Seminggu telah berlalu. Karen rindu udara bebas. Ia sudah terlalu lama mengurung diri di rumah. Karen ingin melihat sinar matahari, tapi keberadaan pintu dan jendela malah membuat kekhawatirannya semakin menjadi. Karen merasa hidupnya selalu dalam pengawasan. Padahal, dalam situasi seperti ini seharusnya ia menjadi lebih kuat. Jika tidak ingin mengklarifikasi apa pun, maka Karen harus berusaha menikmati situasinya. Berdamai dengan masa terkelam dalam hidup, toh itu tidak berlangsung selamanya.
"Jelas-jelas itu nggak bener! Lo mesti koreksi semua yang mereka tulis dan siarkan di media. Enak aja mereka panen duit sementara korbannya sekarat. Pada nggak punya otak!"
Ini pertama kalinya Bram menginjakkan kaki di kediaman Karen. Ia juga baru kali ini bertatap muka dengan ibu gadis itu. Meskipun sebenarnya Bram sudah berkali-kali membuntuti Karen pulang, tapi ia tidak ingin jujur dan membuat gadis itu kembali melarikan diri.

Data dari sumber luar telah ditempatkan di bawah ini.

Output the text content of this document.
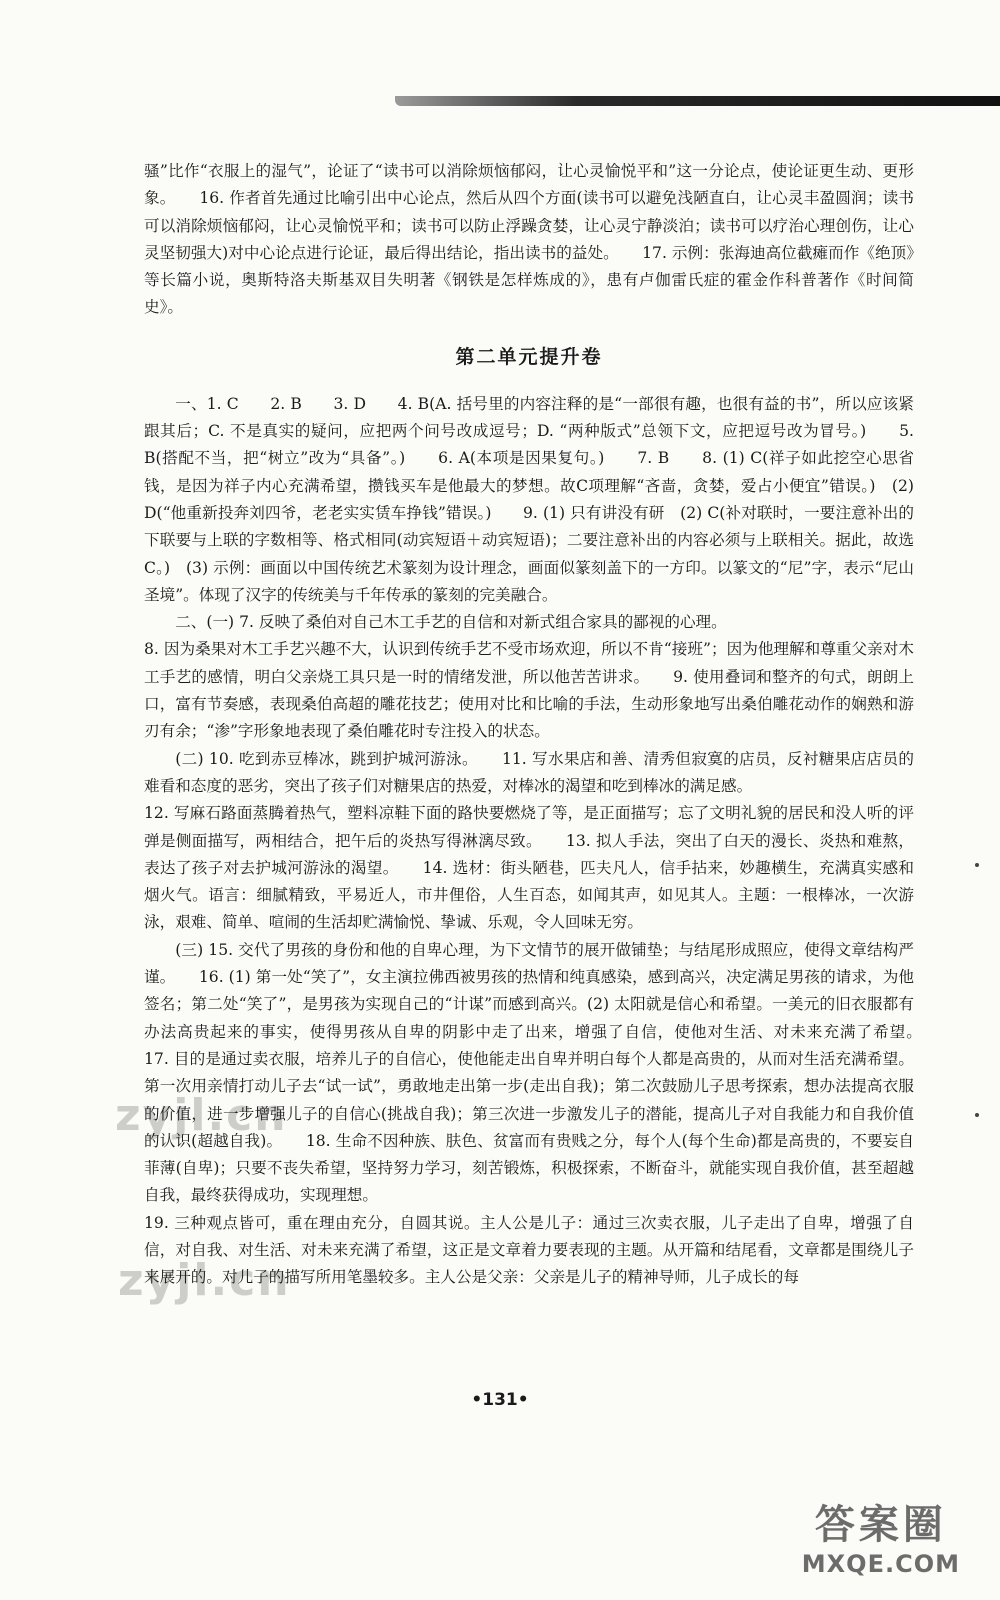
骚”比作“衣服上的湿气”，论证了“读书可以消除烦恼郁闷，让心灵愉悦平和”这一分论点，使论证更生动、更形象。　　16. 作者首先通过比喻引出中心论点，然后从四个方面(读书可以避免浅陋直白，让心灵丰盈圆润；读书可以消除烦恼郁闷，让心灵愉悦平和；读书可以防止浮躁贪婪，让心灵宁静淡泊；读书可以疗治心理创伤，让心灵坚韧强大)对中心论点进行论证，最后得出结论，指出读书的益处。　　17. 示例：张海迪高位截瘫而作《绝顶》等长篇小说，奥斯特洛夫斯基双目失明著《钢铁是怎样炼成的》，患有卢伽雷氏症的霍金作科普著作《时间简史》。

第二单元提升卷

一、1. C　　2. B　　3. D　　4. B(A. 括号里的内容注释的是“一部很有趣，也很有益的书”，所以应该紧跟其后；C. 不是真实的疑问，应把两个问号改成逗号；D. “两种版式”总领下文，应把逗号改为冒号。)　　5. B(搭配不当，把“树立”改为“具备”。)　　6. A(本项是因果复句。)　　7. B　　8. (1) C(祥子如此挖空心思省钱，是因为祥子内心充满希望，攒钱买车是他最大的梦想。故C项理解“吝啬，贪婪，爱占小便宜”错误。)　(2) D(“他重新投奔刘四爷，老老实实赁车挣钱”错误。)　　9. (1) 只有讲没有研　(2) C(补对联时，一要注意补出的下联要与上联的字数相等、格式相同(动宾短语＋动宾短语)；二要注意补出的内容必须与上联相关。据此，故选C。)　(3) 示例：画面以中国传统艺术篆刻为设计理念，画面似篆刻盖下的一方印。以篆文的“尼”字，表示“尼山圣境”。体现了汉字的传统美与千年传承的篆刻的完美融合。

二、(一) 7. 反映了桑伯对自己木工手艺的自信和对新式组合家具的鄙视的心理。

8. 因为桑果对木工手艺兴趣不大，认识到传统手艺不受市场欢迎，所以不肯“接班”；因为他理解和尊重父亲对木工手艺的感情，明白父亲烧工具只是一时的情绪发泄，所以他苦苦讲求。　　9. 使用叠词和整齐的句式，朗朗上口，富有节奏感，表现桑伯高超的雕花技艺；使用对比和比喻的手法，生动形象地写出桑伯雕花动作的娴熟和游刃有余；“渗”字形象地表现了桑伯雕花时专注投入的状态。

(二) 10. 吃到赤豆棒冰，跳到护城河游泳。　　11. 写水果店和善、清秀但寂寞的店员，反衬糖果店店员的难看和态度的恶劣，突出了孩子们对糖果店的热爱，对棒冰的渴望和吃到棒冰的满足感。

12. 写麻石路面蒸腾着热气，塑料凉鞋下面的路快要燃烧了等，是正面描写；忘了文明礼貌的居民和没人听的评弹是侧面描写，两相结合，把午后的炎热写得淋漓尽致。　　13. 拟人手法，突出了白天的漫长、炎热和难熬，表达了孩子对去护城河游泳的渴望。　　14. 选材：街头陋巷，匹夫凡人，信手拈来，妙趣横生，充满真实感和烟火气。语言：细腻精致，平易近人，市井俚俗，人生百态，如闻其声，如见其人。主题：一根棒冰，一次游泳，艰难、简单、喧闹的生活却贮满愉悦、挚诚、乐观，令人回味无穷。

(三) 15. 交代了男孩的身份和他的自卑心理，为下文情节的展开做铺垫；与结尾形成照应，使得文章结构严谨。　　16. (1) 第一处“笑了”，女主演拉佛西被男孩的热情和纯真感染，感到高兴，决定满足男孩的请求，为他签名；第二处“笑了”，是男孩为实现自己的“计谋”而感到高兴。(2) 太阳就是信心和希望。一美元的旧衣服都有办法高贵起来的事实，使得男孩从自卑的阴影中走了出来，增强了自信，使他对生活、对未来充满了希望。　　17. 目的是通过卖衣服，培养儿子的自信心，使他能走出自卑并明白每个人都是高贵的，从而对生活充满希望。第一次用亲情打动儿子去“试一试”，勇敢地走出第一步(走出自我)；第二次鼓励儿子思考探索，想办法提高衣服的价值，进一步增强儿子的自信心(挑战自我)；第三次进一步激发儿子的潜能，提高儿子对自我能力和自我价值的认识(超越自我)。　　18. 生命不因种族、肤色、贫富而有贵贱之分，每个人(每个生命)都是高贵的，不要妄自菲薄(自卑)；只要不丧失希望，坚持努力学习，刻苦锻炼，积极探索，不断奋斗，就能实现自我价值，甚至超越自我，最终获得成功，实现理想。

19. 三种观点皆可，重在理由充分，自圆其说。主人公是儿子：通过三次卖衣服，儿子走出了自卑，增强了自信，对自我、对生活、对未来充满了希望，这正是文章着力要表现的主题。从开篇和结尾看，文章都是围绕儿子来展开的。对儿子的描写所用笔墨较多。主人公是父亲：父亲是儿子的精神导师，儿子成长的每

•131•
zyjl.cn
zyjl.cn
答案圈
MXQE.COM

Sudah seminggu Karen tidak datang ke kampus, membuat Bram sangat khawatir. Apalagi ketika mendapati gadis itu kurus dengan wajah sepucat mayat, rasanya dia ingin meninju rahang Rafael dan membuat wajah yang tak terlalu tampan itu babak belur.
"Pantes aja, korbannya cuma diem pasrah gini. Gimana mereka nggak merdeka!"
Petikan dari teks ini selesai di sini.